From the BBC summary of Paulson's plan:
here: [my bolding]
Impossible to know until we see the text of the agreement, but nothing I've seen so far indicates any substantial change in this part of the plan.
True, Paulson wanted Treasury to able to buy whatever assets it seemed to be a good idea to buy, but it doesn't seem to me that anything but derivatives was really being thought of here. But I'd be happy to be wrong on this.
can buy whatever they want, including the toxic stuff
The "toxic stuff", there are I believe some million to 1.2 million foreclosed upon houses. At the median price of $160,000, that amounts to 192 billion.
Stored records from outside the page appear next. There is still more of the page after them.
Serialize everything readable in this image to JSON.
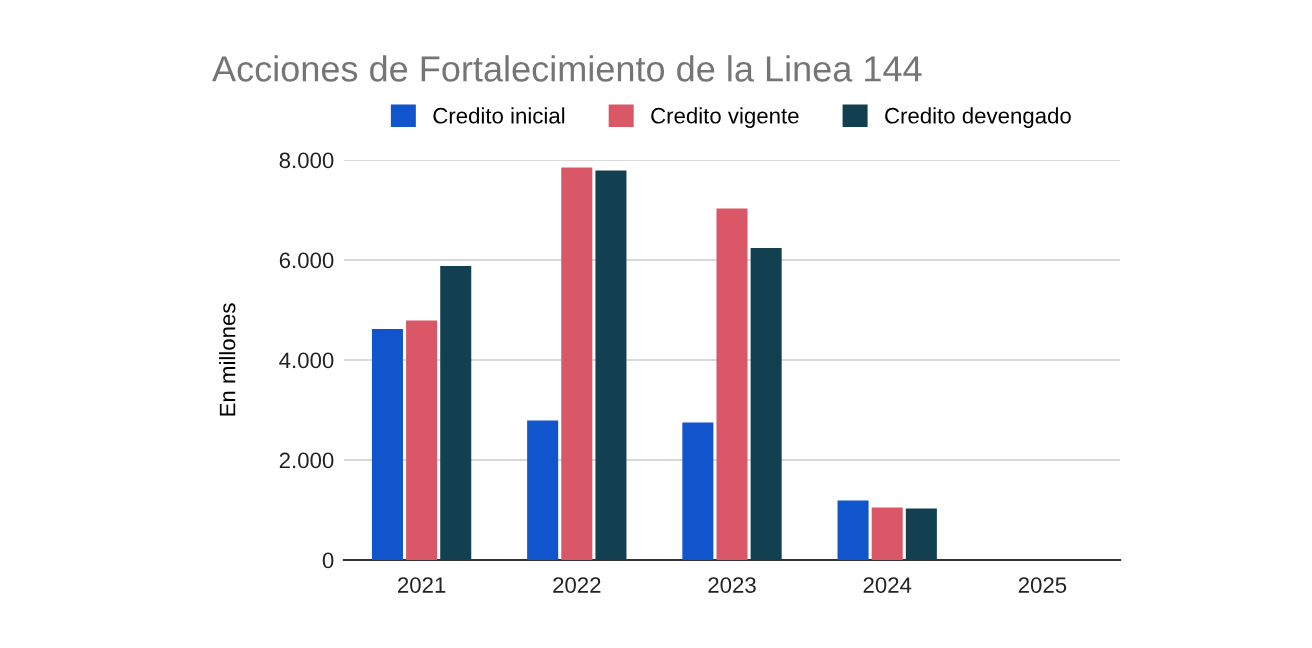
{
  "chart_data": {
    "type": "bar",
    "title": "Acciones de Fortalecimiento de la Linea 144",
    "ylabel": "En millones",
    "categories": [
      "2021",
      "2022",
      "2023",
      "2024",
      "2025"
    ],
    "series": [
      {
        "name": "Credito inicial",
        "color": "#1155cc",
        "values": [
          4620,
          2790,
          2750,
          1190,
          null
        ]
      },
      {
        "name": "Credito vigente",
        "color": "#d95767",
        "values": [
          4790,
          7850,
          7030,
          1050,
          null
        ]
      },
      {
        "name": "Credito devengado",
        "color": "#134050",
        "values": [
          5880,
          7790,
          6240,
          1030,
          null
        ]
      }
    ],
    "ylim": [
      0,
      8000
    ],
    "yticks": [
      {
        "value": 0,
        "label": "0"
      },
      {
        "value": 2000,
        "label": "2.000"
      },
      {
        "value": 4000,
        "label": "4.000"
      },
      {
        "value": 6000,
        "label": "6.000"
      },
      {
        "value": 8000,
        "label": "8.000"
      }
    ],
    "grid": "y",
    "legend": "top"
  }
}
There's going to be mortgages heading into default also involved here. Other mortgages with late payments too.
As for the timing, the hurried movements here. Go look up the Basel Accords. They may be the answer to that. I said 'may' there, not 'are'. September 30th 'may' be the trigger, not the Asian markets which open today at 6 PM. But, protecting the markets, rescues all of us with 401k's and the like retirement accounts from a loss in value. Main Street can breath a sigh of relief!
Peter, you seem to be missing my point.
And I could be wrong (but I don't think I'm far wrong).
It's true that under the Paulson plan, and I am assuming that this survives in the agreement, Treasury can buy whatever it deems necessary, for all intents and purposes. My point was that the language being used indicated pretty clearly that what was being contemplated was buying the derivatives, not the mortgages themselves.
When I, and I assume Lambert also, use "toxic assets," we're referring to the derivatives, the "betting". Mortgages are not "toxic" in this way. It would not be a bad thing IMO for Treasury to bail out the mortgages - I wish they would. But this emphatically did not seem to me to be the intent of the plan.
[And I have to leave this discussion now, alas.]
I truly don't get this.
"The Bush/Paulson selling point is the hope that when the mortgages are eventually repaid, these derivatives will regain their hypothetical value."
Why should ANYBODY but the derivatives' holders give a FLYING FUCK about their value? It's the mortgages that have real-world value and consequences for regular people. This piece of shit doesn't sound like it will do anything BUT bail out the investment banks and bankers.
"You'd better get this straight. Wise up before it's too late." -- Sister Sledge
Your point, Randall?
[rimshot. laughter]
[ ] Very tepidly voting for Obama [ ] ?????. [ ] Any mullah-sucking billionaire-teabagging torture-loving pus-encrusted spawn of Cthulhu, bless his (R) heart.
Why are they smiling?
Why, this is what you do after you've dumped a rather difficult and uncomfortable load, of course. It's called relief. lol
And, Pelosi's grinning extra hard (is that even possible?) because she knows that her San Francisco congressional district is hers for life regardless of any kind of legislation she gets passed.
Alternate headline
"If you take money from them, but you don’t vote [for] the things they want, how does that put you in conflict?"
Presumably he thought that several years ago.
You know, lambert, we need a site for these kind of slow developing stories. I've done similar things in the past - particularly the David Obey Bluster Watch - and they're very handy to have close by. Updating a 4 year old post (or adding a comment to it) doesn't seem to be a good way to freshen them up as needed.